Bankrupt steelmaker LTV Corp. (LTVCQ) has come closer to becoming a working company again after New York buyout firm WL Ross agreed Wednesday to purchase its assets and promised to resume production as soon as possible.

WL Ross is paying $325 million for LTV's assets, including two plants in Ohio and two in Illinois, and the assumption of certain liabilities. At their peak, the plants produced more than 8 million tonnes of steel and employed more than 8,000 people.

Plans call for the factories, closed for the last three months, to resume production in the next eight to 10 weeks at a reduced capacity of 4 million tonnes. LTV hopes to generate sales of about $1 billion in the first year.

People familiar with the situation said WL Ross beat two other bidders -- United States Steel Corp. and a group of former steel managers who have come together under the umbrella of Cleveland Steel.

The sources warned, however, that the fate of LTV's assets still lies with U.S. Bankruptcy Judge William Bodoh, who will preside over a hearing on the WL Ross bid in Youngstown, Ohio, Thursday.

If WL Ross is not confirmed as the buyer, LTV would have to pay it a break-up fee of $4 million.

About 10 parties had initially expressed interest in buying most or part of the assets being sold.

LTV, which filed for bankruptcy in 2000, has been among the steel companies hit hardest by cheap imports.

The U.S. steel industry, which has seen 29 bankruptcies since 1997, has lobbied the Bush administration to slap tariffs of up to 40 percent for up to four years on imports.

Washington has committed to look into ways to save the industry, but has yet to say if it will impose duties on steel imports.


Last week LTV said that on March 31, it will stop paying benefits to its retired employees.

WL Ross and the United Steelworkers of America will soon renegotiate a labor contract for what is expected to be a shrunken work force at the plants.

WL Ross, however, will not take over costs of pension and benefits for the more than 80,000 LTV retirees. This could set a precedent for several other bankrupt steel companies, including Bethlehem Steel Corp.

The union, however, welcomed the deal, describing WL Ross as a "new ally" in its quest to save steelworkers' jobs in the United States.
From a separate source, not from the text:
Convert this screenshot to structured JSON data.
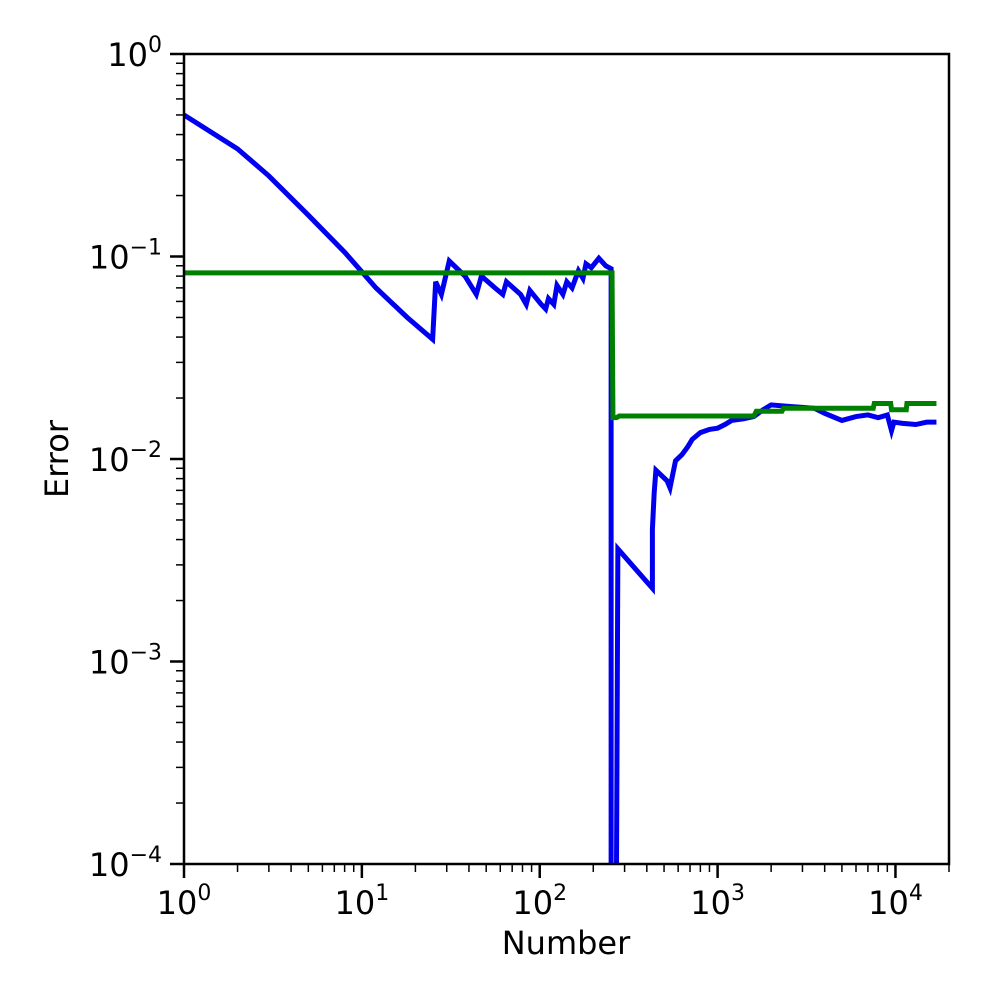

"This deal, if the president follows through on his commitments to the steel industry, will save the jobs of many steelworkers at LTV," said United Steelworkers president Leo Gerard.

Rodney Mott, a former executive of Nucor Corp., one of the largest U.S. steel companies, would head the reorganized LTV. Some of the other executives would also be from Nucor.

For Wilbur Ross, who heads WL Ross, is already familiar with LTV. He was on the creditors' panel that helped the company emerge from bankruptcy in the early nineties.

Before creating WL Ross, he and his team were with the Rothschild investment bank, where they helped restructure more than $200 billion of liabilities before buying out the practice.

The firm has revamped troubled businesses at Revlon , Trans World Airlines, Trump Plaza and the Bank of New England. Recently, it led a bid for Korean financial group Hyundai Securities, along with American International Group before the insurer pulled out.